How to get feedback?

  • Feb 26 - March 24: You’re welcome to ask questions on the Discourse thread
  • March 24 - April 8: Register on the site and submit proposals for projects. After this, proposals will be reviewed by mentors.
  • May 8: Selected projects and participants are announced, and mentorship begins!

How are proposals evaluated?

The proposal itself is very important. We are looking for your creativity and detail in proposing technical work and planning it our before actually doing it. As the “proposal” section in this example GSoC Template suggests: “Explain what algorithms/technologies you intend to use/study (if any). You can also include links to additional details like diagrams, etc., outlining your ideas acting as supplementary information for your proposal outside of this scope.” and “How do you plan to spend your summer? … The project plan and its timeline will form a significant part of the assessment of your application, as well as mid-term and final evaluations.”

How do get started on contribution?

If you’d like to dig further into the open issues on GitHub, here are some help wanted and good first issues in each of the project repositories:

If you are finding it difficult to find good first issues relevant to your project proposal, keep in mind that contributions may be either on GitHub or outside! both Processing4 and p5.js adopt the all-contributors specification, which means that a contributor is someone who works in any of these areas: Emoji Key ✨ (and Contribution Types) So if you cannot find an issue that is available and helps you write a proposal, you can also think about another form of contribution, like a blog post, tutorial, series of examples, bug reports of accessibility issues, etc!

Please be sure to check out the Contributor Guidelines first, especially:

You should not file a pull request (or start working on code changes) without a corresponding issue or before an issue has been approved for implementation; that is because the proposed fix may not be accepted, need a different approach entirely, or the actual problem is somewhere else. Any pull requests filed before the issue has been approved for fixing will be closed until approval is given to the issue.

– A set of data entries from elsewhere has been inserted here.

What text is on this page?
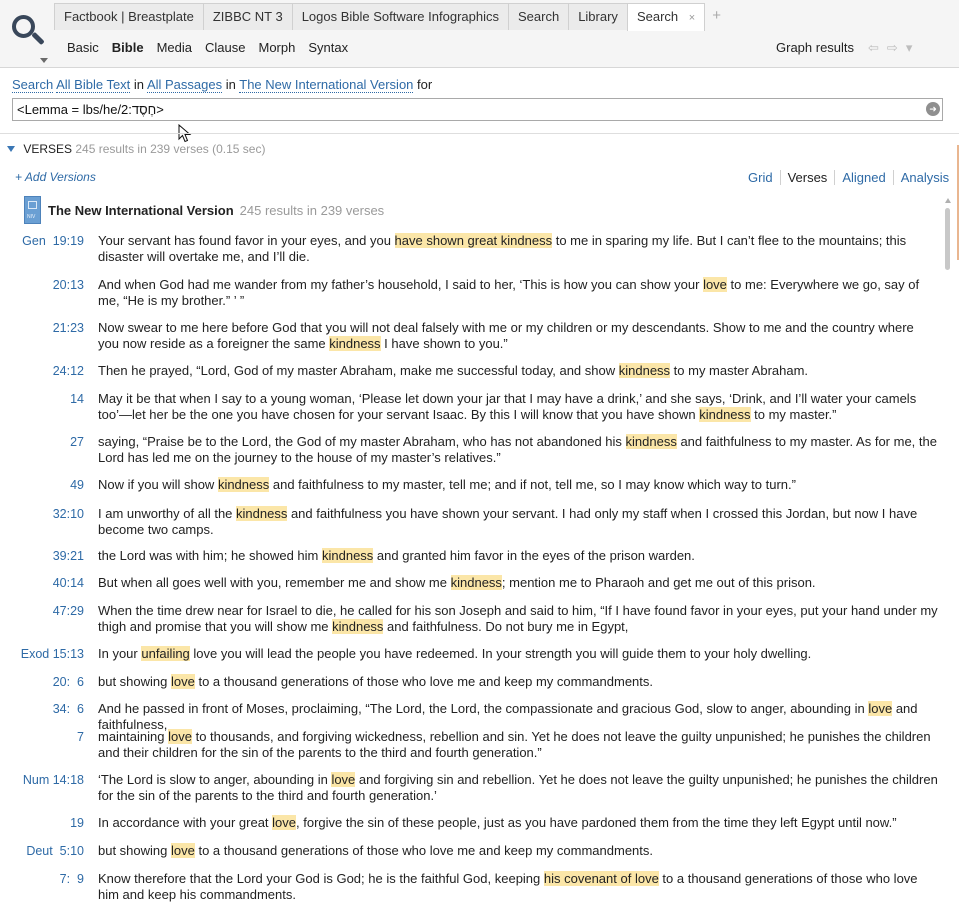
Factbook | Breastplate	ZIBBC NT 3	Logos Bible Software Infographics	Search	Library	Search ×	+
Basic Bible Media Clause Morph Syntax	Graph results ⇦ ⇨ ▾
Search All Bible Text in All Passages in The New International Version for
<Lemma = lbs/he/2:חֶסֶד>
➜
VERSES 245 results in 239 verses (0.15 sec)
+ Add Versions	Grid	Verses	Aligned	Analysis
NIV The New International Version 245 results in 239 verses
Gen  19:19 Your servant has found favor in your eyes, and you have shown great kindness to me in sparing my life. But I can’t flee to the mountains; this disaster will overtake me, and I’ll die.
20:13 And when God had me wander from my father’s household, I said to her, ‘This is how you can show your love to me: Everywhere we go, say of me, “He is my brother.” ’ ”
21:23 Now swear to me here before God that you will not deal falsely with me or my children or my descendants. Show to me and the country where you now reside as a foreigner the same kindness I have shown to you.”
24:12 Then he prayed, “Lord, God of my master Abraham, make me successful today, and show kindness to my master Abraham.
14 May it be that when I say to a young woman, ‘Please let down your jar that I may have a drink,’ and she says, ‘Drink, and I’ll water your camels too’—let her be the one you have chosen for your servant Isaac. By this I will know that you have shown kindness to my master.”
27 saying, “Praise be to the Lord, the God of my master Abraham, who has not abandoned his kindness and faithfulness to my master. As for me, the Lord has led me on the journey to the house of my master’s relatives.”
49 Now if you will show kindness and faithfulness to my master, tell me; and if not, tell me, so I may know which way to turn.”
32:10 I am unworthy of all the kindness and faithfulness you have shown your servant. I had only my staff when I crossed this Jordan, but now I have become two camps.
39:21 the Lord was with him; he showed him kindness and granted him favor in the eyes of the prison warden.
40:14 But when all goes well with you, remember me and show me kindness; mention me to Pharaoh and get me out of this prison.
47:29 When the time drew near for Israel to die, he called for his son Joseph and said to him, “If I have found favor in your eyes, put your hand under my thigh and promise that you will show me kindness and faithfulness. Do not bury me in Egypt,
Exod 15:13 In your unfailing love you will lead the people you have redeemed. In your strength you will guide them to your holy dwelling.
20:  6 but showing love to a thousand generations of those who love me and keep my commandments.
34:  6 And he passed in front of Moses, proclaiming, “The Lord, the Lord, the compassionate and gracious God, slow to anger, abounding in love and faithfulness,
7 maintaining love to thousands, and forgiving wickedness, rebellion and sin. Yet he does not leave the guilty unpunished; he punishes the children and their children for the sin of the parents to the third and fourth generation.”
Num 14:18 ‘The Lord is slow to anger, abounding in love and forgiving sin and rebellion. Yet he does not leave the guilty unpunished; he punishes the children for the sin of the parents to the third and fourth generation.’
19 In accordance with your great love, forgive the sin of these people, just as you have pardoned them from the time they left Egypt until now.”
Deut  5:10 but showing love to a thousand generations of those who love me and keep my commandments.
7:  9 Know therefore that the Lord your God is God; he is the faithful God, keeping his covenant of love to a thousand generations of those who love him and keep his commandments.
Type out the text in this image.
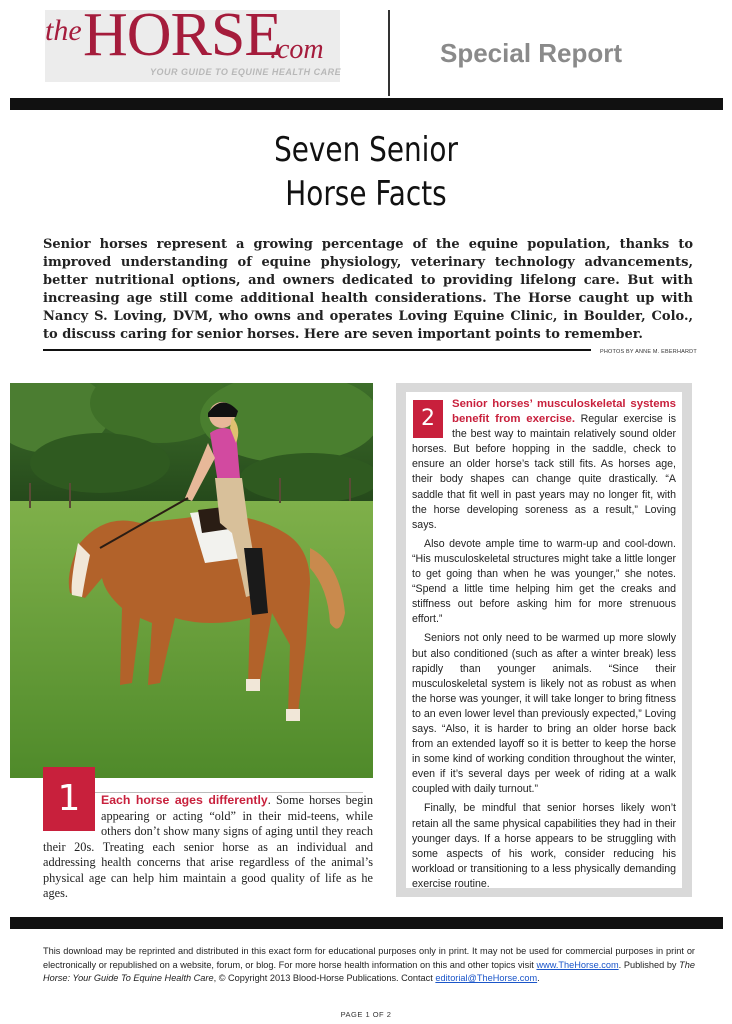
the HORSE
.com
YOUR GUIDE TO EQUINE HEALTH CARE
Special Report
Seven Senior
Horse Facts
Senior horses represent a growing percentage of the equine population, thanks to improved understanding of equine physiology, veterinary technology advancements, better nutritional options, and owners dedicated to providing lifelong care. But with increasing age still come additional health considerations. The Horse caught up with Nancy S. Loving, DVM, who owns and operates Loving Equine Clinic, in Boulder, Colo., to discuss caring for senior horses. Here are seven important points to remember.
PHOTOS BY ANNE M. EBERHARDT
1	Each horse ages differently. Some horses begin appearing or acting “old” in their mid-teens, while others don’t show many signs of aging until they reach their 20s. Treating each senior horse as an individual and addressing health concerns that arise regardless of the animal’s physical age can help him maintain a good quality of life as he ages.
2

Senior horses’ musculoskeletal systems benefit from exercise. Regular exercise is the best way to maintain relatively sound older horses. But before hopping in the saddle, check to ensure an older horse’s tack still fits. As horses age, their body shapes can change quite drastically. “A saddle that fit well in past years may no longer fit, with the horse developing soreness as a result,” Loving says.

Also devote ample time to warm-up and cool-down. “His musculoskeletal structures might take a little longer to get going than when he was younger,” she notes. “Spend a little time helping him get the creaks and stiffness out before asking him for more strenuous effort.”

Seniors not only need to be warmed up more slowly but also conditioned (such as after a winter break) less rapidly than younger animals. “Since their musculoskeletal system is likely not as robust as when the horse was younger, it will take longer to bring fitness to an even lower level than previously expected,” Loving says. “Also, it is harder to bring an older horse back from an extended layoff so it is better to keep the horse in some kind of working condition throughout the winter, even if it’s several days per week of riding at a walk coupled with daily turnout.”

Finally, be mindful that senior horses likely won’t retain all the same physical capabilities they had in their younger days. If a horse appears to be struggling with some aspects of his work, consider reducing his workload or transitioning to a less physically demanding exercise routine.

This download may be reprinted and distributed in this exact form for educational purposes only in print. It may not be used for commercial purposes in print or electronically or republished on a website, forum, or blog. For more horse health information on this and other topics visit www.TheHorse.com. Published by The Horse: Your Guide To Equine Health Care, © Copyright 2013 Blood-Horse Publications. Contact editorial@TheHorse.com.
PAGE 1 OF 2
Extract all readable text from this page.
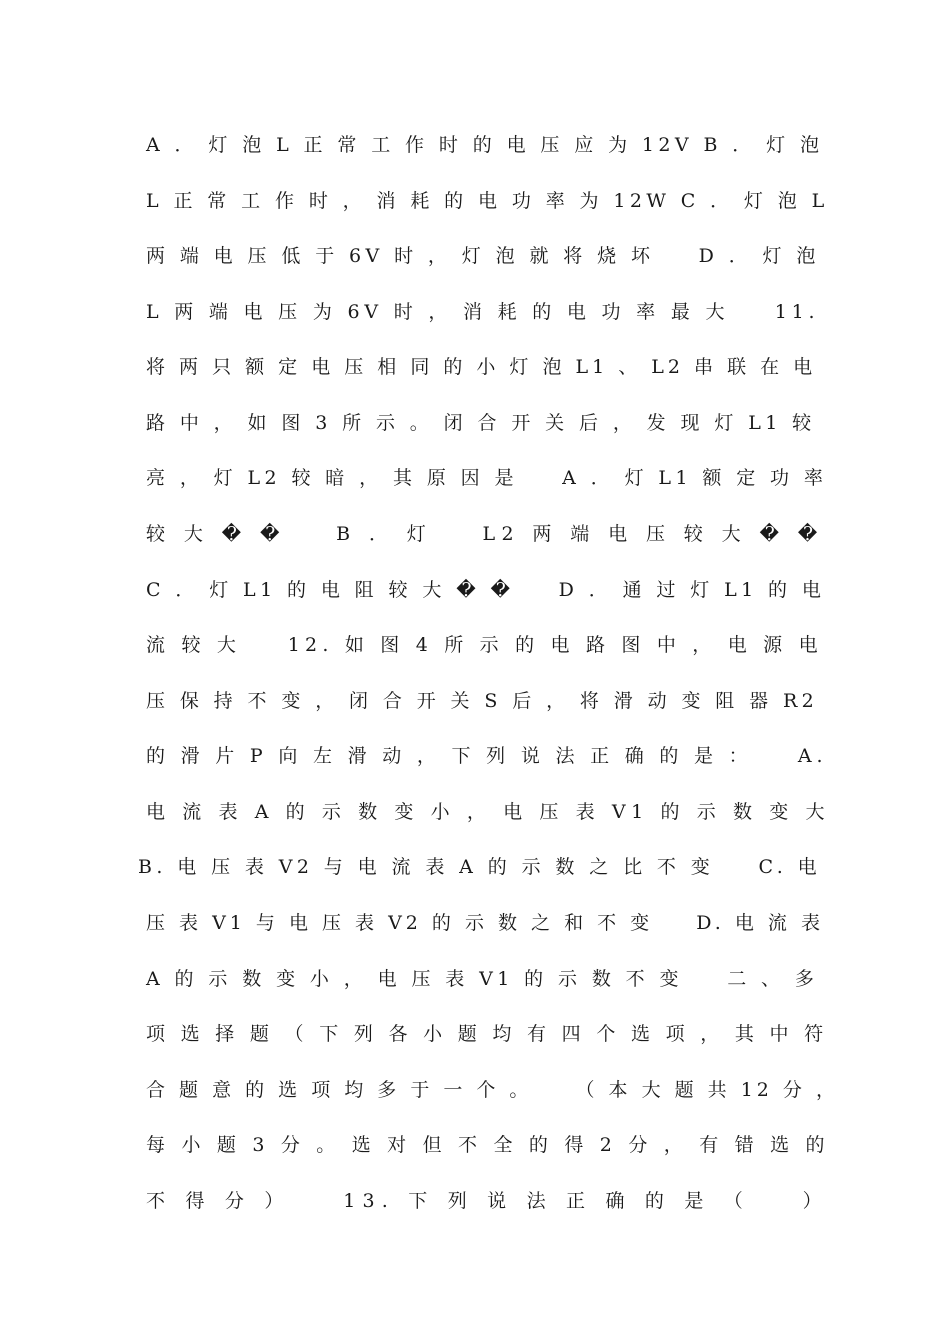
A ． 灯 泡 L 正 常 工 作 时 的 电 压 应 为 12V B ． 灯 泡
L 正 常 工 作 时 ， 消 耗 的 电 功 率 为 12W C ． 灯 泡 L
两 端 电 压 低 于 6V 时 ， 灯 泡 就 将 烧 坏 　 D ． 灯 泡
L 两 端 电 压 为 6V 时 ， 消 耗 的 电 功 率 最 大 　 11.
将 两 只 额 定 电 压 相 同 的 小 灯 泡 L1 、 L2 串 联 在 电
路 中 ， 如 图 3 所 示 。 闭 合 开 关 后 ， 发 现 灯 L1 较
亮 ， 灯 L2 较 暗 ， 其 原 因 是 　 A ． 灯 L1 额 定 功 率
较 大 � � 　 B ． 灯 　 L2 两 端 电 压 较 大 � �
C ． 灯 L1 的 电 阻 较 大 � � 　 D ． 通 过 灯 L1 的 电
流 较 大 　 12. 如 图 4 所 示 的 电 路 图 中 ， 电 源 电
压 保 持 不 变 ， 闭 合 开 关 S 后 ， 将 滑 动 变 阻 器 R2
的 滑 片 P 向 左 滑 动 ， 下 列 说 法 正 确 的 是 ： 　 A.
电 流 表 A 的 示 数 变 小 ， 电 压 表 V1 的 示 数 变 大
B. 电 压 表 V2 与 电 流 表 A 的 示 数 之 比 不 变 　 C. 电
压 表 V1 与 电 压 表 V2 的 示 数 之 和 不 变 　 D. 电 流 表
A 的 示 数 变 小 ， 电 压 表 V1 的 示 数 不 变 　 二 、 多
项 选 择 题 （ 下 列 各 小 题 均 有 四 个 选 项 ， 其 中 符
合 题 意 的 选 项 均 多 于 一 个 。 　 （ 本 大 题 共 12 分 ，
每 小 题 3 分 。 选 对 但 不 全 的 得 2 分 ， 有 错 选 的
不 得 分 ） 　 13. 下 列 说 法 正 确 的 是 （ 　 ）
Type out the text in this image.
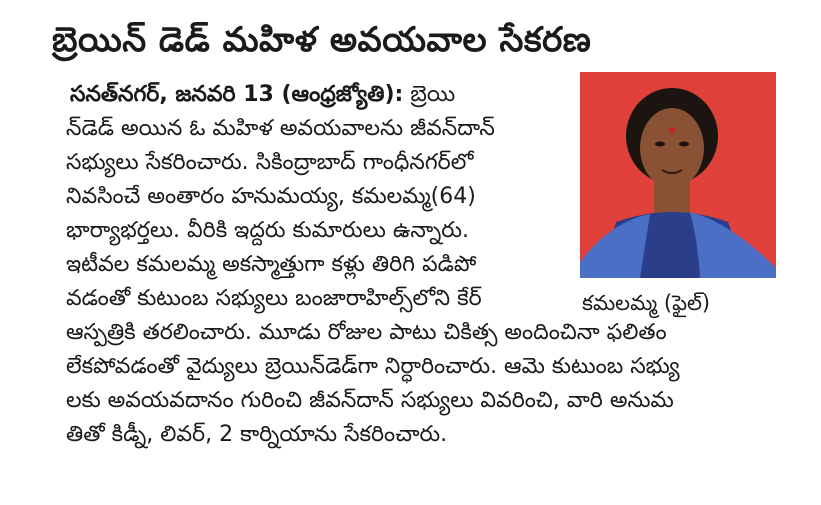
బ్రెయిన్ డెడ్ మహిళ అవయవాల సేకరణ
సనత్‌నగర్, జనవరి 13 (ఆంధ్రజ్యోతి): బ్రెయి
న్‌డెడ్ అయిన ఓ మహిళ అవయవాలను జీవన్‌దాన్
సభ్యులు సేకరించారు. సికింద్రాబాద్ గాంధీనగర్‌లో
నివసించే అంతారం హనుమయ్య, కమలమ్మ(64)
భార్యాభర్తలు. వీరికి ఇద్దరు కుమారులు ఉన్నారు.
ఇటీవల కమలమ్మ అకస్మాత్తుగా కళ్లు తిరిగి పడిపో
వడంతో కుటుంబ సభ్యులు బంజారాహిల్స్‌లోని కేర్
ఆస్పత్రికి తరలించారు. మూడు రోజుల పాటు చికిత్స అందించినా ఫలితం
లేకపోవడంతో వైద్యులు బ్రెయిన్‌డెడ్‌గా నిర్ధారించారు. ఆమె కుటుంబ సభ్యు
లకు అవయవదానం గురించి జీవన్‌దాన్ సభ్యులు వివరించి, వారి అనుమ
తితో కిడ్నీ, లివర్, 2 కార్నియాను సేకరించారు.
కమలమ్మ (ఫైల్)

This is really important, and I know if can be frustrating to wait for responses, but that is why it may be helpful to keep in mind that, under the all-contributors specification, there are many ways to contribute outside of GitHub, too!

Tips for the 2025 projects

All these comments are based on questions that came up in the Discourse thread. Keep in mind some of the tips might be applicable even beyond the specific project!

If you want to work on this project, one way to go about it is to investigate what existing methods and tools exist (many of them out there!) and then figure out which (and how!) can be meaningfully combined into an embedder tool. This investigation can look like trying out existing tools, maybe even creating open-source examples/tutorials about them (this would certainly count as a contribution!), but not quite yet developing the project itself.

In the case of the friendly sketch embedder project, using the p5.js Editor to make some sketches and then trying to embed them using existing tools/methods would be a good way to get familiar with various tools. Use the p5.js reference to explore different functionalities, and also use Examples and Tutorials on the websites to make more complex sketches to see how they work, and if some are more difficult to embed than others.

When we were discussing this project, we envisioned some balance of using some of the many tools/methods out there, and building something stand-alone so that it could be really user-friendly and straightforward.